Pantex is holding a targeted external hiring event on Saturday, July 28 from 9 a.m. to 2 p.m. at the JCDC. Applicants are encouraged to pre-register by applying for requisition 18-0000 on pantex.energy.gov/careers. Submit a resume and identify specialty for the following groups ONLY:
- Cyber security
- Information technology (system architects, service transition)
- Engineering (electrical, mechanical, industrial, engineering techs)
- Planning and control (planners, schedulers, estimators)
- Manufacturing (production managers)
- Supply chain (buyers, contract specialist)
- Skilled crafts: electrician, electronic, instrument, pipefitter, HVAC/refrigeration, fire service, electrical safety
- Security (system administrators, material control, technical security, IT security)
This event is NOT for production technicians, janitors, security police officers, clerks, yard workers, or material handlers. Children not permitted.
For the last 25 years, a group of Pantexans have met during lunch to improve their communication and leadership skills. The Pantex Lunch Bunch Toastmasters Club recently celebrated the club’s silver anniversary with a special meeting.
“The Lunch Bunch is one of 15 clubs in the Amarillo area and one of 16,400 clubs around the world, “ said Pantexan Natalie Waters, Toastmasters immediate past District 23 director. “In the past decade, members of club number 9440 have received approximately 111 Toastmasters awards and the club has been designated as Distinguished in eight of the past 10 years.”
Waters, whose term ends June 30, recognized visiting Toastmasters dignitaries and shared the organization’s background and values for visitors and potential members during the event.

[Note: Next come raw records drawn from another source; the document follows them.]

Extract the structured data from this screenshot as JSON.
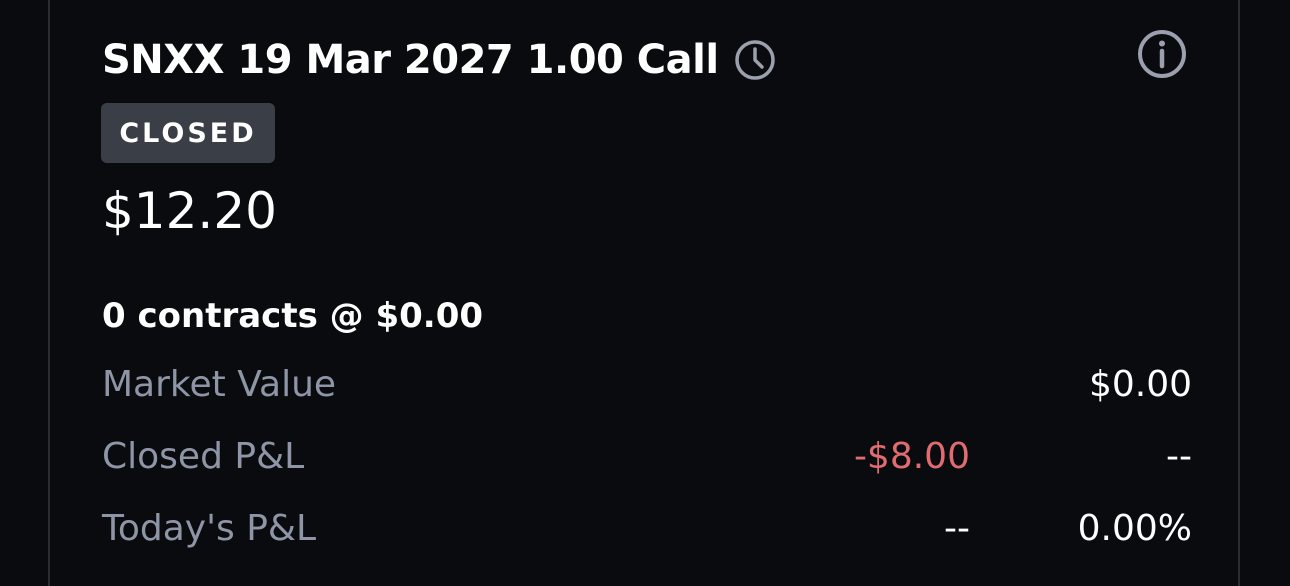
{
  "header": {
    "title": "SNXX 19 Mar 2027 1.00 Call",
    "status": "CLOSED"
  },
  "price": "$12.20",
  "contracts": "0 contracts @ $0.00",
  "rows": [
    {
      "label": "Market Value",
      "mid": "",
      "right": "$0.00"
    },
    {
      "label": "Closed P&L",
      "mid": "-$8.00",
      "right": "--"
    },
    {
      "label": "Today's P&L",
      "mid": "--",
      "right": "0.00%"
    }
  ],
  "colors": {
    "background": "#0a0b0e",
    "badge": "#3a3e47",
    "muted_label": "#8e95a6",
    "negative": "#e06c72",
    "icon": "#9aa0ae"
  },
  "icons": [
    "clock-icon",
    "info-icon"
  ]
}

Dennis Williams, a Pantex laboratory technician and founding club member, shared how membership has impacted his career, and guest speaker Alonzo Everhart, a Pantex senior operations advisor, shared his tips for communicating in stressful situations. NPO Facility Representative Jessie Phifer acknowledged how far she’s come since her first speech full of fidgeting and filler words.
“I may not have been the ‘um’ queen, but I was the queen of other things such as ‘like’ and ‘you know’,” admitted Phifer.
Keynote speaker Deputy Site Manager Corey Strickland stressed the importance of building a solid communication pipeline and how active listening has helped in his nearly 25-year career at Pantex.
“Effective communication is the cornerstone of being a good leader,” said Strickland.
The 25th anniversary celebration also included door prizes, a club president “changing of the guard”, and a reception for members and guests.
The Pantex Lunch Bunch Toastmasters Club meets Thursdays in the JCDC S1.C102 conference room from 11:30 a.m. to 12:30 p.m. Guests are always welcome.